In February this year, the SC also granted “a TRO effective immediately and for a period ending April 22, 2014 enjoining the generation companies, specifically Masinloc Power Partners Co. Ltd., c/o AES Philippines, San Miguel Energy Corp., South Premiere Power Corp., First Gas Power Corp. and the National Grid Corp. of the Philippines from demanding and collecting the deferred amounts representing the affected costs based
on the matters raised in Meralco’s December 5, 2013 letter.”
It also granted “a TRO effective immediately and for a period ending April 22, 2014 enjoining the Philippine Electricity Market Corp. from demanding and collecting the deferred amounts representing the affected costs based on the matters raised in Meralco’s December 5, 2013 letter.”
Several groups and personalities led by Bayan Muna party-list Rep. Neri Colmenares and Rep.
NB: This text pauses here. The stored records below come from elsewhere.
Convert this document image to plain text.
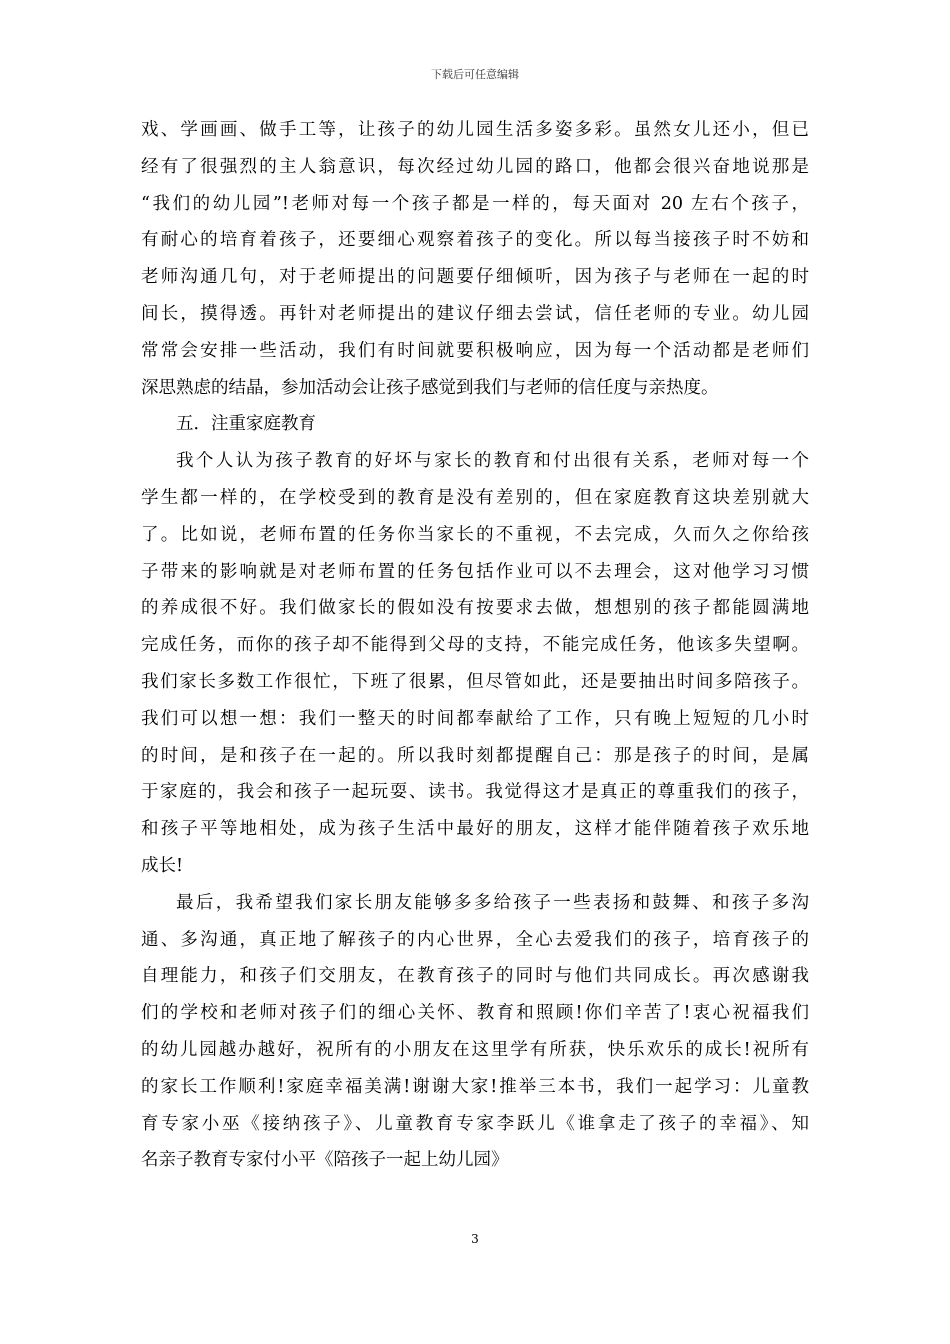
下载后可任意编辑
戏、学画画、做手工等，让孩子的幼儿园生活多姿多彩。虽然女儿还小，但已
经有了很强烈的主人翁意识，每次经过幼儿园的路口，他都会很兴奋地说那是
“我们的幼儿园”!老师对每一个孩子都是一样的，每天面对 20 左右个孩子，
有耐心的培育着孩子，还要细心观察着孩子的变化。所以每当接孩子时不妨和
老师沟通几句，对于老师提出的问题要仔细倾听，因为孩子与老师在一起的时
间长，摸得透。再针对老师提出的建议仔细去尝试，信任老师的专业。幼儿园
常常会安排一些活动，我们有时间就要积极响应，因为每一个活动都是老师们
深思熟虑的结晶，参加活动会让孩子感觉到我们与老师的信任度与亲热度。
五．注重家庭教育
我个人认为孩子教育的好坏与家长的教育和付出很有关系，老师对每一个
学生都一样的，在学校受到的教育是没有差别的，但在家庭教育这块差别就大
了。比如说，老师布置的任务你当家长的不重视，不去完成，久而久之你给孩
子带来的影响就是对老师布置的任务包括作业可以不去理会，这对他学习习惯
的养成很不好。我们做家长的假如没有按要求去做，想想别的孩子都能圆满地
完成任务，而你的孩子却不能得到父母的支持，不能完成任务，他该多失望啊。
我们家长多数工作很忙，下班了很累，但尽管如此，还是要抽出时间多陪孩子。
我们可以想一想：我们一整天的时间都奉献给了工作，只有晚上短短的几小时
的时间，是和孩子在一起的。所以我时刻都提醒自己：那是孩子的时间，是属
于家庭的，我会和孩子一起玩耍、读书。我觉得这才是真正的尊重我们的孩子，
和孩子平等地相处，成为孩子生活中最好的朋友，这样才能伴随着孩子欢乐地
成长!
最后，我希望我们家长朋友能够多多给孩子一些表扬和鼓舞、和孩子多沟
通、多沟通，真正地了解孩子的内心世界，全心去爱我们的孩子，培育孩子的
自理能力，和孩子们交朋友，在教育孩子的同时与他们共同成长。再次感谢我
们的学校和老师对孩子们的细心关怀、教育和照顾!你们辛苦了!衷心祝福我们
的幼儿园越办越好，祝所有的小朋友在这里学有所获，快乐欢乐的成长!祝所有
的家长工作顺利!家庭幸福美满!谢谢大家!推举三本书，我们一起学习：儿童教
育专家小巫《接纳孩子》、儿童教育专家李跃儿《谁拿走了孩子的幸福》、知
名亲子教育专家付小平《陪孩子一起上幼儿园》
3
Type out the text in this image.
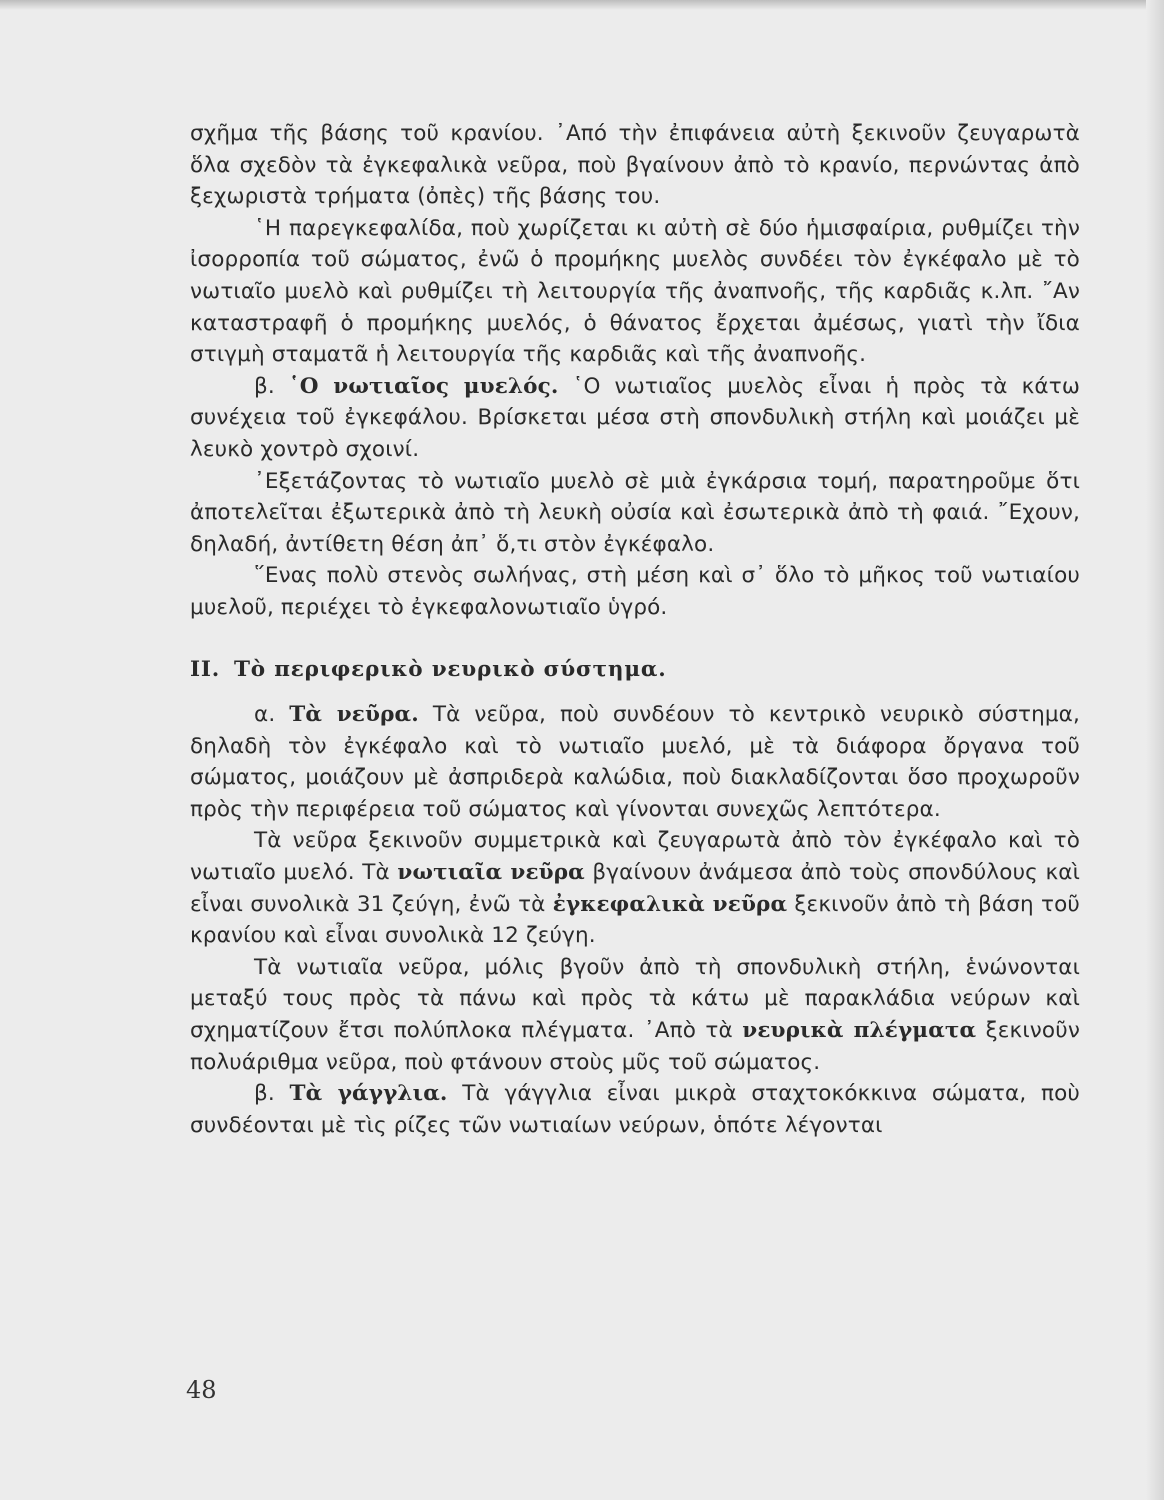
σχῆμα τῆς βάσης τοῦ κρανίου. ᾿Από τὴν ἐπιφάνεια αὐτὴ ξεκινοῦν ζευγαρωτὰ ὅλα σχεδὸν τὰ ἐγκεφαλικὰ νεῦρα, ποὺ βγαίνουν ἀπὸ τὸ κρανίο, περνώντας ἀπὸ ξεχωριστὰ τρήματα (ὀπὲς) τῆς βάσης του.

῾Η παρεγκεφαλίδα, ποὺ χωρίζεται κι αὐτὴ σὲ δύο ἡμισφαίρια, ρυθμίζει τὴν ἰσορροπία τοῦ σώματος, ἐνῶ ὁ προμήκης μυελὸς συνδέει τὸν ἐγκέφαλο μὲ τὸ νωτιαῖο μυελὸ καὶ ρυθμίζει τὴ λειτουργία τῆς ἀναπνοῆς, τῆς καρδιᾶς κ.λπ. ῎Αν καταστραφῆ ὁ προμήκης μυελός, ὁ θάνατος ἔρχεται ἀμέσως, γιατὶ τὴν ἴδια στιγμὴ σταματᾶ ἡ λειτουργία τῆς καρδιᾶς καὶ τῆς ἀναπνοῆς.

β. ῾Ο νωτιαῖος μυελός. ῾Ο νωτιαῖος μυελὸς εἶναι ἡ πρὸς τὰ κάτω συνέχεια τοῦ ἐγκεφάλου. Βρίσκεται μέσα στὴ σπονδυλικὴ στήλη καὶ μοιάζει μὲ λευκὸ χοντρὸ σχοινί.

᾿Εξετάζοντας τὸ νωτιαῖο μυελὸ σὲ μιὰ ἐγκάρσια τομή, παρατηροῦμε ὅτι ἀποτελεῖται ἐξωτερικὰ ἀπὸ τὴ λευκὴ οὐσία καὶ ἐσωτερικὰ ἀπὸ τὴ φαιά. ῎Εχουν, δηλαδή, ἀντίθετη θέση ἀπ᾿ ὅ,τι στὸν ἐγκέφαλο.

῞Ενας πολὺ στενὸς σωλήνας, στὴ μέση καὶ σ᾿ ὅλο τὸ μῆκος τοῦ νωτιαίου μυελοῦ, περιέχει τὸ ἐγκεφαλονωτιαῖο ὑγρό.

II. Τὸ περιφερικὸ νευρικὸ σύστημα.

α. Τὰ νεῦρα. Τὰ νεῦρα, ποὺ συνδέουν τὸ κεντρικὸ νευρικὸ σύστημα, δηλαδὴ τὸν ἐγκέφαλο καὶ τὸ νωτιαῖο μυελό, μὲ τὰ διάφορα ὄργανα τοῦ σώματος, μοιάζουν μὲ ἀσπριδερὰ καλώδια, ποὺ διακλαδίζονται ὅσο προχωροῦν πρὸς τὴν περιφέρεια τοῦ σώματος καὶ γίνονται συνεχῶς λεπτότερα.

Τὰ νεῦρα ξεκινοῦν συμμετρικὰ καὶ ζευγαρωτὰ ἀπὸ τὸν ἐγκέφαλο καὶ τὸ νωτιαῖο μυελό. Τὰ νωτιαῖα νεῦρα βγαίνουν ἀνάμεσα ἀπὸ τοὺς σπονδύλους καὶ εἶναι συνολικὰ 31 ζεύγη, ἐνῶ τὰ ἐγκεφαλικὰ νεῦρα ξεκινοῦν ἀπὸ τὴ βάση τοῦ κρανίου καὶ εἶναι συνολικὰ 12 ζεύγη.

Τὰ νωτιαῖα νεῦρα, μόλις βγοῦν ἀπὸ τὴ σπονδυλικὴ στήλη, ἑνώνονται μεταξύ τους πρὸς τὰ πάνω καὶ πρὸς τὰ κάτω μὲ παρακλάδια νεύρων καὶ σχηματίζουν ἔτσι πολύπλοκα πλέγματα. ᾿Απὸ τὰ νευρικὰ πλέγματα ξεκινοῦν πολυάριθμα νεῦρα, ποὺ φτάνουν στοὺς μῦς τοῦ σώματος.

β. Τὰ γάγγλια. Τὰ γάγγλια εἶναι μικρὰ σταχτοκόκκινα σώματα, ποὺ συνδέονται μὲ τὶς ρίζες τῶν νωτιαίων νεύρων, ὁπότε λέγονται

48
Carlos Zarate questioned the P4.15 per kilowatt-hour rate increase approved by the Energy Regulatory Commission late last year. If the High Court did not step in, Meralco would have started collecting the first tranche of the power adjustment in December.
Malacañang lauded the SC decision to extend the TRO, saying it will bring relief to the public.
“We welcome the decision of the Supreme Court that while we wait for a final decision on the case, an extension of the TRO would certainly provide comfort to our countrymen especially at this time when there is more consumption demand during summer,” Palace spokesman Edwin Lacierda said.
Energy Secretary Jericho Petilla also welcomed the indefinite extension of the TRO but said in a text message he was “hoping that a final decision will eventually be issued so we can concentrate on moving forward.”
Larry Fernandez, head of utility economics at Meralco, also on Tuesday said the company accepts the order of the High Court and will continue to await its decision on the case.
“The matter involves generation costs, which distribution utilities like Meralco are mandated to pass through and reflect in consumers’ billings in accordance with relevant rules,” Fernandez added.
In the meantime, “the status quo will be observed,” Francis Saturnino Juan, ERC spokesman and executive director, said also in a text message to reporters.